RECRUTEMENT. L’époque où il suffisait d’avoir une marque employeur forte pour recevoir des CV sur une base régulière est bel et bien révolue. Les employeurs doivent aujourd’hui faire preuve d’une grande rapidité en matière de réponse et de traitement des candidatures pour seulement être considérés par un chercheur d’emploi.
Dominick Béland, qui est administrateur de trois pharmacies Jean Coutu à Saguenay, est aux premières loges de ce changement de paradigme. « Avant la pandémie, je récoltais chaque mois plusieurs candidatures dans la boîte de CV présente en succursale, se souvient-il. Aujourd’hui, si je n’affiche pas de poste précis, la boîte demeure vide. »
Il remarque également que les candidatures qui trouvent leur chemin jusqu’à lui sont très changeantes. « Je ne compte plus le nombre de fois où j’ai appelé un candidat le lendemain de la réception de son CV pour me faire dire qu’il avait déjà trouvé un emploi ailleurs. » Rappelons que le réseau des pharmacies Jean Coutu a été nommé deuxième meilleur employeur du Québec en 2019 par le site spécialisé Indeed. Pourtant, rien n’y fait. Le recrutement demeure ardu.
Dominick Béland n’abandonne pas la partie pour autant. Depuis un an et demi, de nombreuses initiatives ont été mises en place dans ses succursales de l’arrondissement de Jonquière pour accélérer le temps de réponse aux candidats. Lorsque l’un d’entre eux se présente en personne pour postuler à un poste, le personnel a les outils en main pour faire une première entrevue de préqualification. « Si le candidat correspond à ce qu’on recherche, on l’appelle immédiatement », assure l’administrateur.
Sitôt appliqué, sitôt embauché!
Si les candidats sont à ce point volatiles, ce n’est pas uniquement parce qu’ils ont l’embarras du choix. C’est aussi parce qu’ils ont la technologie comme allié. Avec la multiplication des outils virtuels, ils peuvent effectivement trouver un emploi en quelques clics et en passant une entrevue à distance.
Pour prendre la mesure de la rapidité constatée dans le monde du recrutement, il suffit de s’intéresser à Appyhere et à sa plateforme de gestion des interactions entre candidats et recruteurs. L’application mobile permet à une personne en quête d’un emploi payé à l’heure de lancer un processus d’application à partir d’un simple code QR.
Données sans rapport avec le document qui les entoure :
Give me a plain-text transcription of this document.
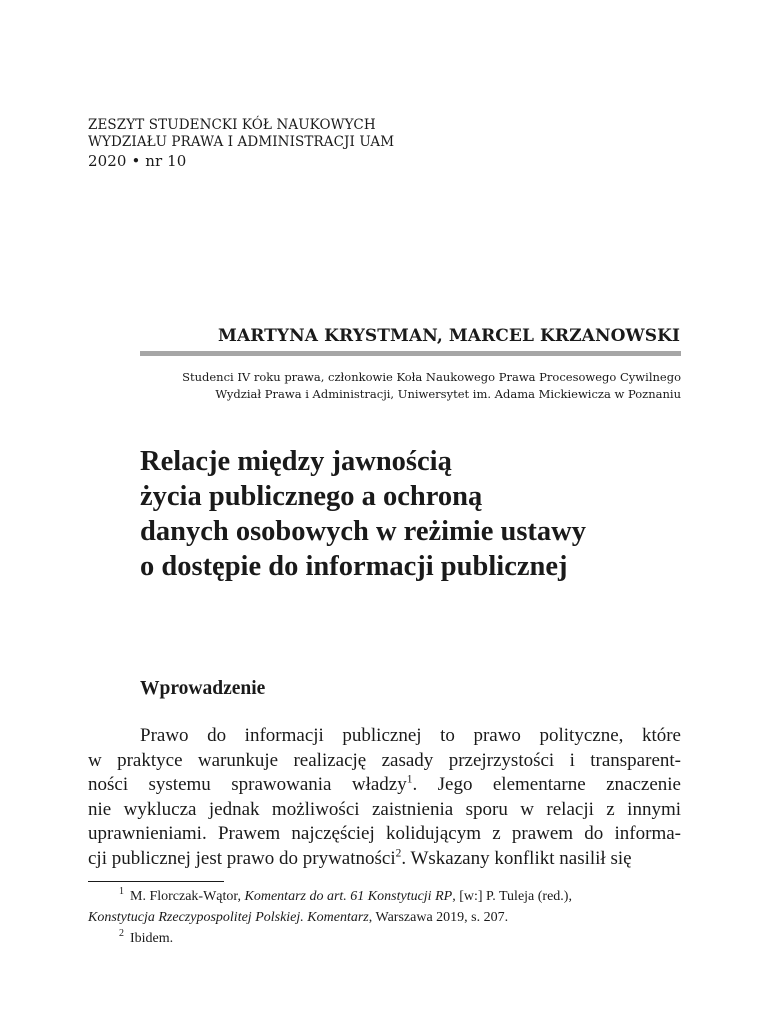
ZESZYT STUDENCKI KÓŁ NAUKOWYCH
WYDZIAŁU PRAWA I ADMINISTRACJI UAM
2020 • nr 10
MARTYNA KRYSTMAN, MARCEL KRZANOWSKI
Studenci IV roku prawa, członkowie Koła Naukowego Prawa Procesowego Cywilnego
Wydział Prawa i Administracji, Uniwersytet im. Adama Mickiewicza w Poznaniu
Relacje między jawnością
życia publicznego a ochroną
danych osobowych w reżimie ustawy
o dostępie do informacji publicznej
Wprowadzenie
Prawo do informacji publicznej to prawo polityczne, które
w praktyce warunkuje realizację zasady przejrzystości i transparent-
ności systemu sprawowania władzy$^1$. Jego elementarne znaczenie
nie wyklucza jednak możliwości zaistnienia sporu w relacji z innymi
uprawnieniami. Prawem najczęściej kolidującym z prawem do informa-
cji publicznej jest prawo do prywatności$^2$. Wskazany konflikt nasilił się
$^1$ M. Florczak-Wątor, Komentarz do art. 61 Konstytucji RP, [w:] P. Tuleja (red.),
Konstytucja Rzeczypospolitej Polskiej. Komentarz, Warszawa 2019, s. 207.
$^2$ Ibidem.
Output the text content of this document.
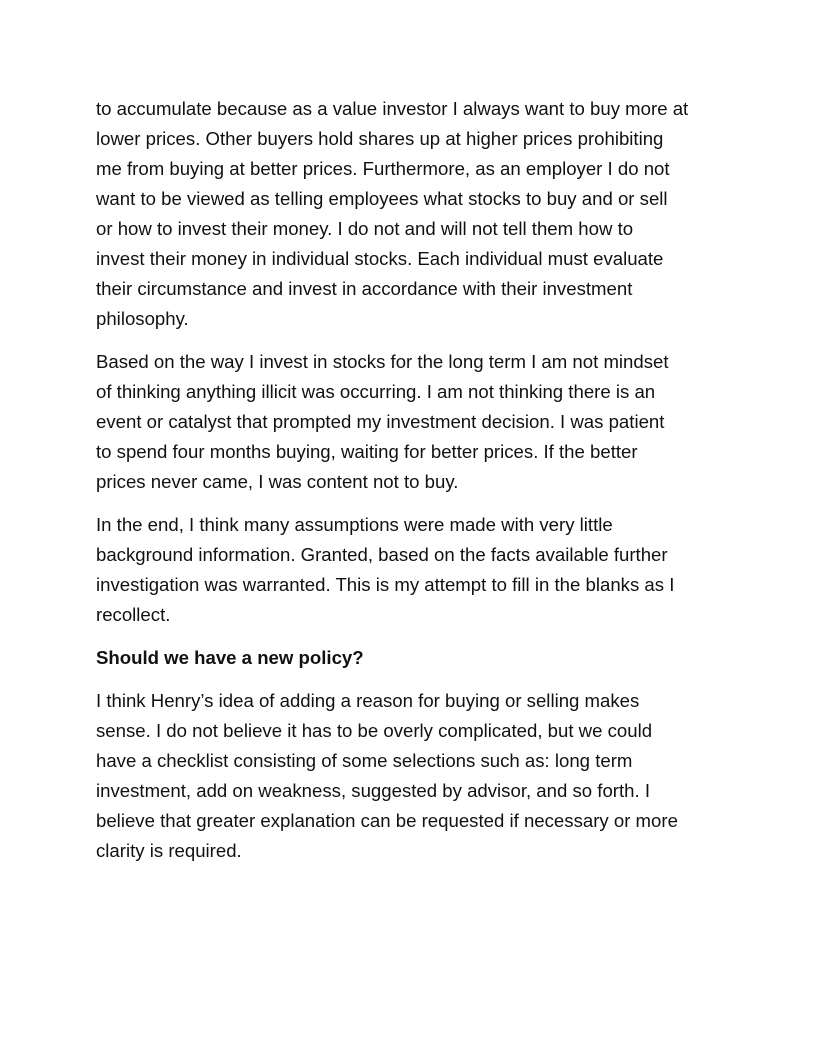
to accumulate because as a value investor I always want to buy more at
lower prices. Other buyers hold shares up at higher prices prohibiting
me from buying at better prices. Furthermore, as an employer I do not
want to be viewed as telling employees what stocks to buy and or sell
or how to invest their money. I do not and will not tell them how to
invest their money in individual stocks. Each individual must evaluate
their circumstance and invest in accordance with their investment
philosophy.
Based on the way I invest in stocks for the long term I am not mindset
of thinking anything illicit was occurring. I am not thinking there is an
event or catalyst that prompted my investment decision. I was patient
to spend four months buying, waiting for better prices. If the better
prices never came, I was content not to buy.
In the end, I think many assumptions were made with very little
background information. Granted, based on the facts available further
investigation was warranted. This is my attempt to fill in the blanks as I
recollect.
Should we have a new policy?
I think Henry’s idea of adding a reason for buying or selling makes
sense. I do not believe it has to be overly complicated, but we could
have a checklist consisting of some selections such as: long term
investment, add on weakness, suggested by advisor, and so forth. I
believe that greater explanation can be requested if necessary or more
clarity is required.
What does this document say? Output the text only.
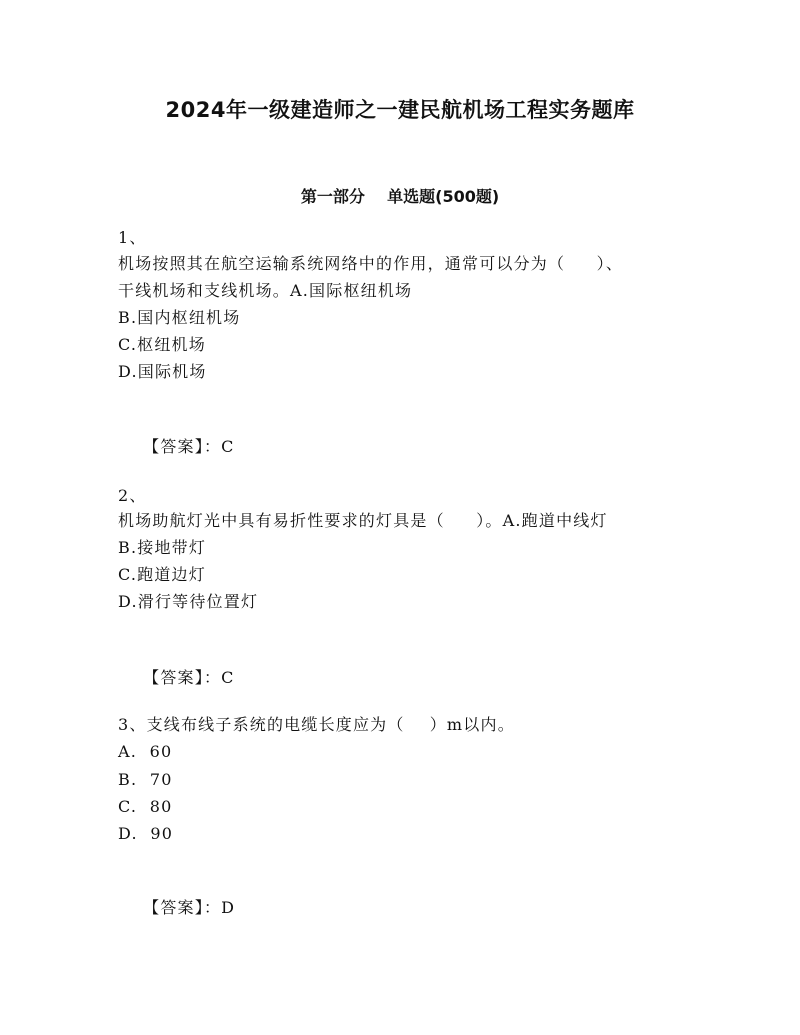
2024年一级建造师之一建民航机场工程实务题库
第一部分    单选题(500题)
1、
机场按照其在航空运输系统网络中的作用，通常可以分为（     ）、
干线机场和支线机场。A.国际枢纽机场
B.国内枢纽机场
C.枢纽机场
D.国际机场

【答案】：C

2、
机场助航灯光中具有易折性要求的灯具是（     ）。A.跑道中线灯
B.接地带灯
C.跑道边灯
D.滑行等待位置灯

【答案】：C

3、支线布线子系统的电缆长度应为（    ）m以内。
A.  60
B.  70
C.  80
D.  90

【答案】：D
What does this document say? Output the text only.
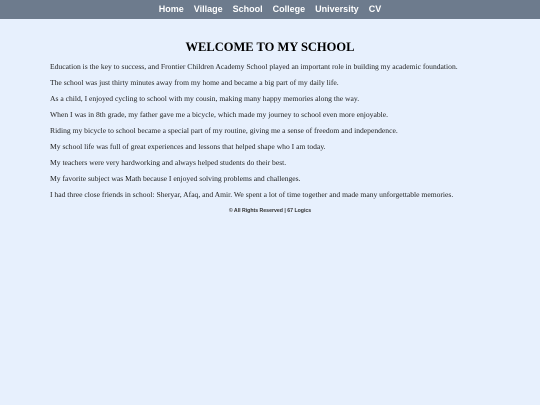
Home Village School College University CV
WELCOME TO MY SCHOOL

Education is the key to success, and Frontier Children Academy School played an important role in building my academic foundation.

The school was just thirty minutes away from my home and became a big part of my daily life.

As a child, I enjoyed cycling to school with my cousin, making many happy memories along the way.

When I was in 8th grade, my father gave me a bicycle, which made my journey to school even more enjoyable.

Riding my bicycle to school became a special part of my routine, giving me a sense of freedom and independence.

My school life was full of great experiences and lessons that helped shape who I am today.

My teachers were very hardworking and always helped students do their best.

My favorite subject was Math because I enjoyed solving problems and challenges.

I had three close friends in school: Sheryar, Afaq, and Amir. We spent a lot of time together and made many unforgettable memories.

© All Rights Reserved | 67 Logics
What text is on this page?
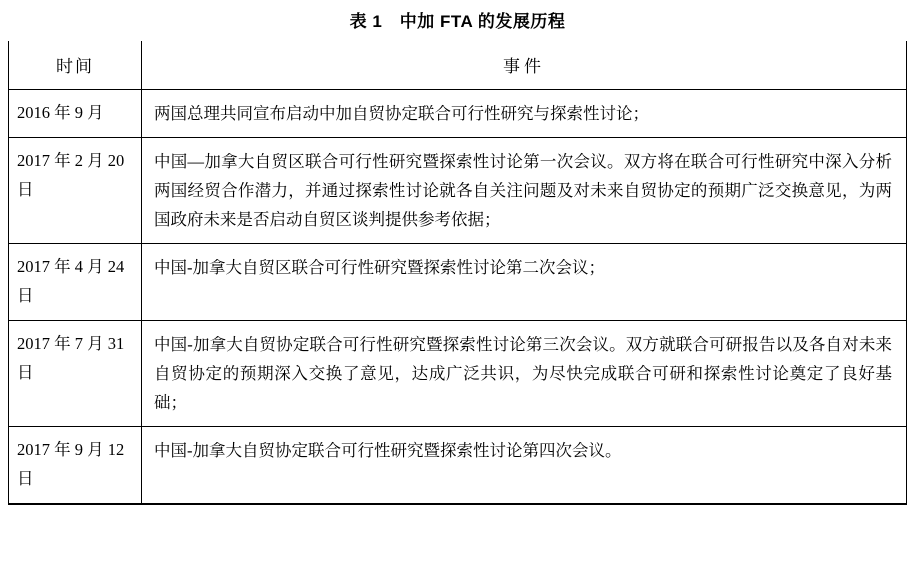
表 1　中加 FTA 的发展历程
时间	事件
2016 年 9 月	两国总理共同宣布启动中加自贸协定联合可行性研究与探索性讨论；
2017 年 2 月 20 日	中国—加拿大自贸区联合可行性研究暨探索性讨论第一次会议。双方将在联合可行性研究中深入分析两国经贸合作潜力，并通过探索性讨论就各自关注问题及对未来自贸协定的预期广泛交换意见，为两国政府未来是否启动自贸区谈判提供参考依据；
2017 年 4 月 24 日	中国-加拿大自贸区联合可行性研究暨探索性讨论第二次会议；
2017 年 7 月 31 日	中国-加拿大自贸协定联合可行性研究暨探索性讨论第三次会议。双方就联合可研报告以及各自对未来自贸协定的预期深入交换了意见，达成广泛共识，为尽快完成联合可研和探索性讨论奠定了良好基础；
2017 年 9 月 12 日	中国-加拿大自贸协定联合可行性研究暨探索性讨论第四次会议。
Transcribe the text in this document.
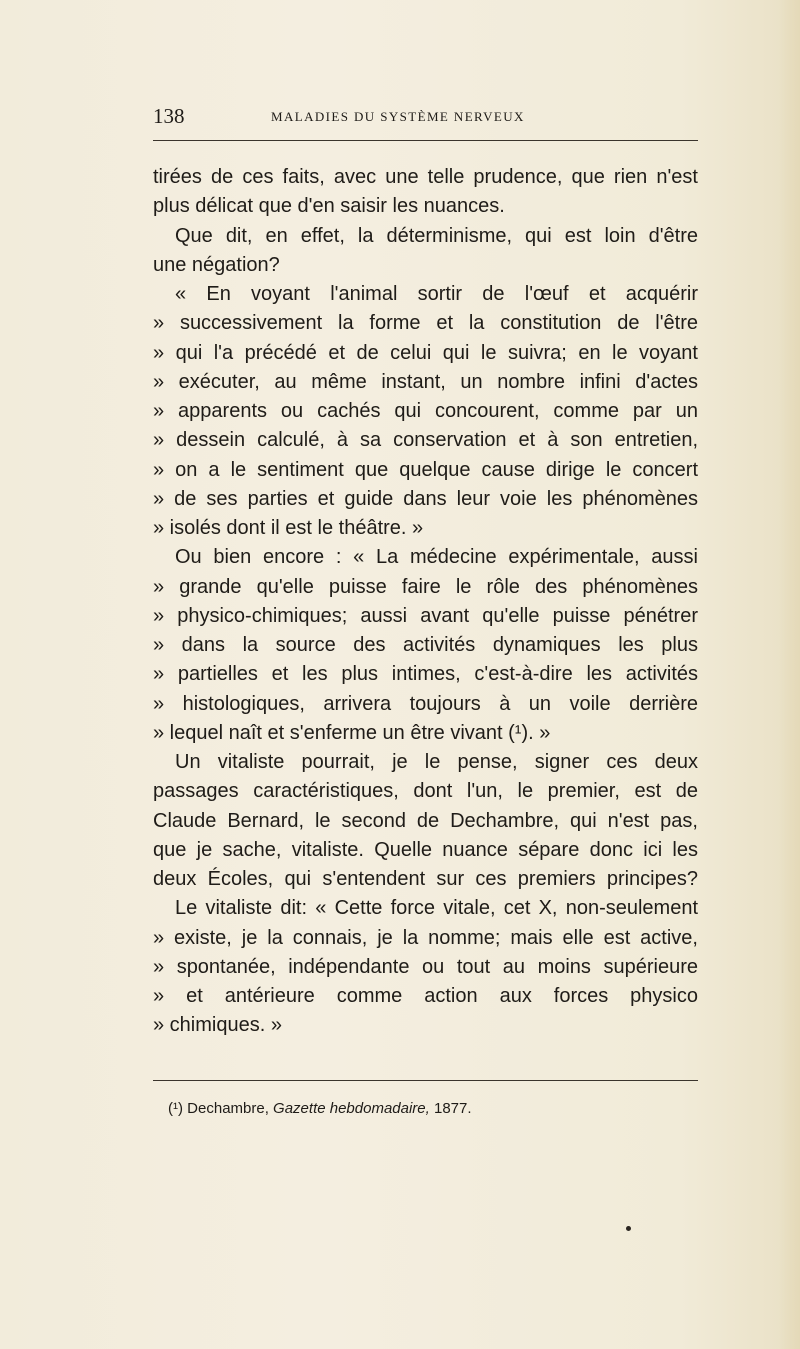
138	MALADIES DU SYSTÈME NERVEUX
tirées de ces faits, avec une telle prudence, que rien n'est
plus délicat que d'en saisir les nuances.
Que dit, en effet, la déterminisme, qui est loin d'être
une négation?
« En voyant l'animal sortir de l'œuf et acquérir
» successivement la forme et la constitution de l'être
» qui l'a précédé et de celui qui le suivra; en le voyant
» exécuter, au même instant, un nombre infini d'actes
» apparents ou cachés qui concourent, comme par un
» dessein calculé, à sa conservation et à son entretien,
» on a le sentiment que quelque cause dirige le concert
» de ses parties et guide dans leur voie les phénomènes
» isolés dont il est le théâtre. »
Ou bien encore : « La médecine expérimentale, aussi
» grande qu'elle puisse faire le rôle des phénomènes
» physico-chimiques; aussi avant qu'elle puisse pénétrer
» dans la source des activités dynamiques les plus
» partielles et les plus intimes, c'est-à-dire les activités
» histologiques, arrivera toujours à un voile derrière
» lequel naît et s'enferme un être vivant (¹). »
Un vitaliste pourrait, je le pense, signer ces deux
passages caractéristiques, dont l'un, le premier, est de
Claude Bernard, le second de Dechambre, qui n'est pas,
que je sache, vitaliste. Quelle nuance sépare donc ici les
deux Écoles, qui s'entendent sur ces premiers principes?
Le vitaliste dit: « Cette force vitale, cet X, non-seulement
» existe, je la connais, je la nomme; mais elle est active,
» spontanée, indépendante ou tout au moins supérieure
» et antérieure comme action aux forces physico
» chimiques. »
(¹) Dechambre, Gazette hebdomadaire, 1877.
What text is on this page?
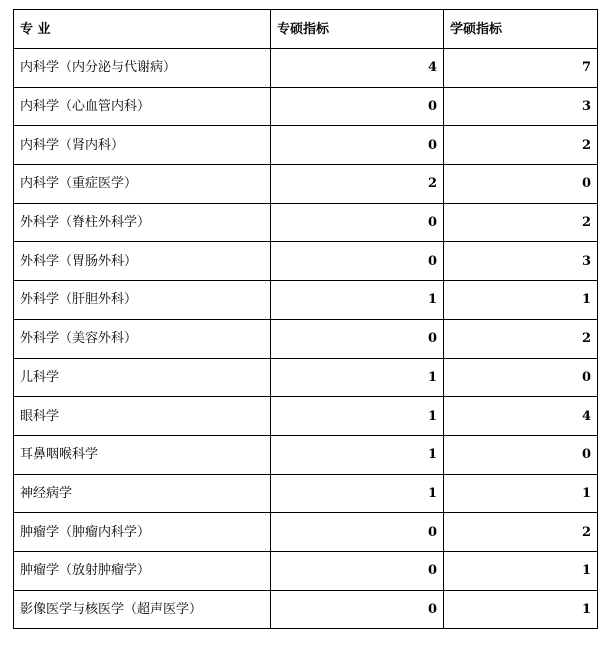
专 业	专硕指标	学硕指标
内科学（内分泌与代谢病）	4	7
内科学（心血管内科）	0	3
内科学（肾内科）	0	2
内科学（重症医学）	2	0
外科学（脊柱外科学）	0	2
外科学（胃肠外科）	0	3
外科学（肝胆外科）	1	1
外科学（美容外科）	0	2
儿科学	1	0
眼科学	1	4
耳鼻咽喉科学	1	0
神经病学	1	1
肿瘤学（肿瘤内科学）	0	2
肿瘤学（放射肿瘤学）	0	1
影像医学与核医学（超声医学）	0	1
« Notre record vérifié, c’est 40 minutes entre l’application du candidat et une promesse d’embauche conditionnelle à la vérification des antécédents criminels », raconte Martin Mathe, cofondateur de la PME basée à Montréal. La personne en question désirait postuler à un poste à la Société des alcools du Québec ; après avoir répondu à quelques questions de préqualification, elle s’est fait offrir une entrevue virtuelle dans les minutes suivantes. Un recruteur a discuté avec elle pendant 20 minutes avant de l’embaucher. « La candidate elle-même ne le croyait pas ! » s’amuse-t-il.
Appyhere aide actuellement des entreprises de différents secteurs à pourvoir leurs postes payés selon un taux horaire et qui demandent peu de qualification. Dans cette catégorie d’emploi, Martin Mathe a maintenant la conviction que « le temps de réponse a plus d’impact [sur le recrutement] que la marque employeur ».
« Nous avons des clients du secteur industriel qui n’ont aucune marque employeur, qui ne sont pas connus du public et qui tirent très bien leur épingle du jeu grâce à notre application », affirme celui qui a été directeur des ressources humaines avant de lancer sa propre entreprise.
La rapidité d’exécution comporte un autre avantage qui vaut son pesant d’or. En analysant les données de sa plateforme, Martin Mathe s’est rendu compte que plus l’entrevue était planifiée à une date éloignée, plus le pourcentage de candidats ne s’y présentant pas — les fameux « no show » — augmentait. Un délai d’une semaine peut se traduire par 50 % d’absence non motivée à l’entrevue, illustre-t-il. « Si l’entrevue se déroule dans plus de 72 heures, il y a de bonnes chances que le candidat trouve un autre emploi et oublie la rencontre », avance-t-il.
L’emploi, simple commodité
De toute évidence, une large proportion des travailleurs accorde désormais une plus grande valeur à la rapidité du processus d’embauche qu’à la réputation d’un employeur. Comment expliquer ce changement de mentalité ?
« Nous faisons beaucoup de groupes de discussion avec des candidats et, quand on parle avec eux, on comprend qu’à leurs yeux, un emploi est une commodité, explique Martin Mathe. S’ils ont besoin de prendre des vacances, ils n’hésiteront pas à démissionner pour en trouver un autre à leur retour. » Voilà ce qui arrive quand on a l’embarras du choix.